In spite of the pleas of George Fitzmaurice, one of the magistrates who had been charged with keeping the peace, Lord Roden made no attempt to convince the Orangemen to return by a different route. Accordingly, the procession reappeared at Dolly's Brae after 5 pm. The Ribbonmen had by this time moved westwards, taking up new positions on either side of the road and on the slopes of Magheramayo Hill. As the tail of the procession was passing beneath the hill, an unknown party set off a squib. Two shots then rang out, followed by a volley from the Ribbonmen. The firing then became general.

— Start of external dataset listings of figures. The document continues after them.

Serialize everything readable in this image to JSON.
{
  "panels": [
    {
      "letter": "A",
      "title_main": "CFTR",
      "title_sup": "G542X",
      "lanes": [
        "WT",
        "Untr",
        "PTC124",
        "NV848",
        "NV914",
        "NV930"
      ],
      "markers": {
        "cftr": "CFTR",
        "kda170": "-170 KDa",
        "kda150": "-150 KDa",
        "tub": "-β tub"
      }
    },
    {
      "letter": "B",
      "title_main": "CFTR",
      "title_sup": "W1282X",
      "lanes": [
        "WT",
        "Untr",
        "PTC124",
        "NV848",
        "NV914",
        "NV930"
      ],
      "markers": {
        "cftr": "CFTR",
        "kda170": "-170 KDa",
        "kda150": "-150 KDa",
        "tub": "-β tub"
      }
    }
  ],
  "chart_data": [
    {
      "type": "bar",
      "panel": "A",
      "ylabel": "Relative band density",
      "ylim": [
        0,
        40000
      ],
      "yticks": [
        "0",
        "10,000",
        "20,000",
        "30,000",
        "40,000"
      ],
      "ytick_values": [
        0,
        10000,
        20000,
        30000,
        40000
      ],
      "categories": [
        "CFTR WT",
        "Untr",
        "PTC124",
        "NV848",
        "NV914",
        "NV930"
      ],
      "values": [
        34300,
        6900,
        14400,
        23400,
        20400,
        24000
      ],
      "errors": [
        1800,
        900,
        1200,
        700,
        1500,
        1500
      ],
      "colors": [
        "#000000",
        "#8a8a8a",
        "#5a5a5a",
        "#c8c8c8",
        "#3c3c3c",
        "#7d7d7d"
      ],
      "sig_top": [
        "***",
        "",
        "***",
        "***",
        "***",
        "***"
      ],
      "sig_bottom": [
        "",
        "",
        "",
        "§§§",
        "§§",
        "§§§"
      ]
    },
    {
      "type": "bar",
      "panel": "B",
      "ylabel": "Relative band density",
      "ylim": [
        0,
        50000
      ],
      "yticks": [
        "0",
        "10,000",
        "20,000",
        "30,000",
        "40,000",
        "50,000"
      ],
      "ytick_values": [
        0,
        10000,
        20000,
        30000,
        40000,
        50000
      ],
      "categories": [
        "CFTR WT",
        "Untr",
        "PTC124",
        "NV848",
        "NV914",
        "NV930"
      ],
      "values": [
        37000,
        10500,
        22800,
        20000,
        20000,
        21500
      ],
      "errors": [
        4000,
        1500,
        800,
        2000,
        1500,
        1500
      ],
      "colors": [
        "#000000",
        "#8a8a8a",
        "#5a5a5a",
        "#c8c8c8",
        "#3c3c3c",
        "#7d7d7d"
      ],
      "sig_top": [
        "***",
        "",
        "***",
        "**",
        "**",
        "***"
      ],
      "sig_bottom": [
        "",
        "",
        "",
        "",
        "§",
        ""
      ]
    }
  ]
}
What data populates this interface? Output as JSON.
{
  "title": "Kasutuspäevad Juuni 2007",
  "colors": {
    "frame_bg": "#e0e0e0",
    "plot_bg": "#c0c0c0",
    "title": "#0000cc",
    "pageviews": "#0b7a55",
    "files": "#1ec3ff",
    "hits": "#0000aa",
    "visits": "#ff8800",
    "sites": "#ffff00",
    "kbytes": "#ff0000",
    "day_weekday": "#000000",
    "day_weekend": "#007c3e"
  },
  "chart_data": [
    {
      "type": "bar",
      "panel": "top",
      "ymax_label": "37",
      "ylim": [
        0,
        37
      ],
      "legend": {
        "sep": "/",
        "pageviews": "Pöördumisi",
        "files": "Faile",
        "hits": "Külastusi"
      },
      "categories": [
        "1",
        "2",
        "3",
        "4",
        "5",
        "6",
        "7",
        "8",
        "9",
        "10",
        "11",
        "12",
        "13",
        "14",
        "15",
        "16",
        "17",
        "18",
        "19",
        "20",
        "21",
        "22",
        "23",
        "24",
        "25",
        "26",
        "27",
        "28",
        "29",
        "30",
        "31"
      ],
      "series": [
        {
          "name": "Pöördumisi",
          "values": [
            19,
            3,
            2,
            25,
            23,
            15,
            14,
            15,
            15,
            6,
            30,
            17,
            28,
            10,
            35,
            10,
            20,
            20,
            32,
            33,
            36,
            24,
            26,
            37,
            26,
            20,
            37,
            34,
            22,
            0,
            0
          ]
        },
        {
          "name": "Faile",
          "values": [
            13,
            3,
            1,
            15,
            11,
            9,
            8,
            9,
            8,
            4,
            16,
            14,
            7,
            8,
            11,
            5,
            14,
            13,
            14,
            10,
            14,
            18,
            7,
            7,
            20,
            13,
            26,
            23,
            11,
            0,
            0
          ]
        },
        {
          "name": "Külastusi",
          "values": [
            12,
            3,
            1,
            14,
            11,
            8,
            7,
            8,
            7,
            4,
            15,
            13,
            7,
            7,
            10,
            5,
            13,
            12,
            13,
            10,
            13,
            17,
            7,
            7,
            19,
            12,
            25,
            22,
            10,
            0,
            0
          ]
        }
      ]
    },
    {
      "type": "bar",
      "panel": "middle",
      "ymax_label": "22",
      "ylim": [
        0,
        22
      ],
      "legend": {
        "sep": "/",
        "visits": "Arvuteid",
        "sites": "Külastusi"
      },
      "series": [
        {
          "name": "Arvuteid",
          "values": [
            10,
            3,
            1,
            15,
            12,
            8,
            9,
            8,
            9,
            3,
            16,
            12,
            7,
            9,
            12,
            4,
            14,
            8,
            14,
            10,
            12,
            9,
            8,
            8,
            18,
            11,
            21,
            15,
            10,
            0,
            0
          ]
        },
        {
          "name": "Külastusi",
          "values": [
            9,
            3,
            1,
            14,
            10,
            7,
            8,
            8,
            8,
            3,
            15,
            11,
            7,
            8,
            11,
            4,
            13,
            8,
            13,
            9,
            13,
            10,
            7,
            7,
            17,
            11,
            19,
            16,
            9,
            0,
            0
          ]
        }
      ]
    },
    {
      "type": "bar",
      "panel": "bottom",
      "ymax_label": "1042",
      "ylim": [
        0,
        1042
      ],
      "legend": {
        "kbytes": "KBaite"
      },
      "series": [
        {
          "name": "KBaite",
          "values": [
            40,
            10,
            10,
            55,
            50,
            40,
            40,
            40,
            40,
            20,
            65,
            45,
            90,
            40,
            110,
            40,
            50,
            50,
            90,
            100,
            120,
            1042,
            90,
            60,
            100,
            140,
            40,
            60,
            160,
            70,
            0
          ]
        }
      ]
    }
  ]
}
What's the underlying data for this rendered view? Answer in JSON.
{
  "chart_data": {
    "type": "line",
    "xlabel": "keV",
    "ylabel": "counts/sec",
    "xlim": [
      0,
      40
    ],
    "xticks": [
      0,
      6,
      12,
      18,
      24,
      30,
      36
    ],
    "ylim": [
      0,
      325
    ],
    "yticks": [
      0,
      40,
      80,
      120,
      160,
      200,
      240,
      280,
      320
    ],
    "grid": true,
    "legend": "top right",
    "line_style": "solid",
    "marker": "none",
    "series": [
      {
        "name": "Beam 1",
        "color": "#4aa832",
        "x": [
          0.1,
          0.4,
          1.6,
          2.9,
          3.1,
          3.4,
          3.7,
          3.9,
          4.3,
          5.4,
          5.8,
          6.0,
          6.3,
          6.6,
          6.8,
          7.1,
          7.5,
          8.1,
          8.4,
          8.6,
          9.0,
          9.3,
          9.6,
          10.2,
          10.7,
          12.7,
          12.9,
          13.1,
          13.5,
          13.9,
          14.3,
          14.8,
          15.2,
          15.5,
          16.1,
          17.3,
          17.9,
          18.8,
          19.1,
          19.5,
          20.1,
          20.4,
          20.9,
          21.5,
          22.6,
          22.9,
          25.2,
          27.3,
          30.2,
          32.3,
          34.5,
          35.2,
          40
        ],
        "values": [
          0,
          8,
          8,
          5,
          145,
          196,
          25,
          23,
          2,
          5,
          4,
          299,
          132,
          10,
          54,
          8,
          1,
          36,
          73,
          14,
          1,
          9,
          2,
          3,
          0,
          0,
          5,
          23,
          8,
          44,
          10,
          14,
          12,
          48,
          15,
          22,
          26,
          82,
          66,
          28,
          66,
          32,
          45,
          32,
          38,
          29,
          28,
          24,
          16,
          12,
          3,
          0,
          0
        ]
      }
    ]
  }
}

The police escort bringing up the rear of the procession charged up the hill, taking many of the Ribbonmen prisoner and putting the rest to flight. A detachment of Orangemen also scaled the hill. Meanwhile, however, others in the Orange party took indiscriminate revenge on the Catholics in the neighbourhood. Several houses were burned, allegedly because their occupants had sniped at the procession. Four civilians were killed, including an elderly woman, the local "idiot", and a boy of about ten, who was shot while running across a field.

==Aftermath==
The uproar over the conflict led directly to parliament passing the Party Processions Act 1850, which prohibited open marching, organised parades and sectarian meetings. Actions such as using banners, emblems and flags constituted an offence, as did music "calculated or tend to provoke animosity". Violation of the act was classed as a misdemeanour. The act was reluctantly accepted by the Orangemen. However, Irish nationalists later felt restricted in their activities by it, and it was repealed in 1872.

As well as the act of Parliament, Roden and two other Orange magistrates were dismissed from the magistracy, following a report by Walter Berwick QC, which criticized their handling of the incident.

Despite these setbacks, the "Battle of Dolly's Brae" entered Ulster Protestant folklore. As Sean Farrell says, "the Rathfriland Orangemen had won back their honour, but only at a very high price". A song, still recorded to this day, was composed to commemorate what was considered to be a great victory against the Ribbonmen. Ulster Protestant soldiers serving in the British Army at the Somme are said to have shouted "Remember Dolly's Brae" as they went into battle.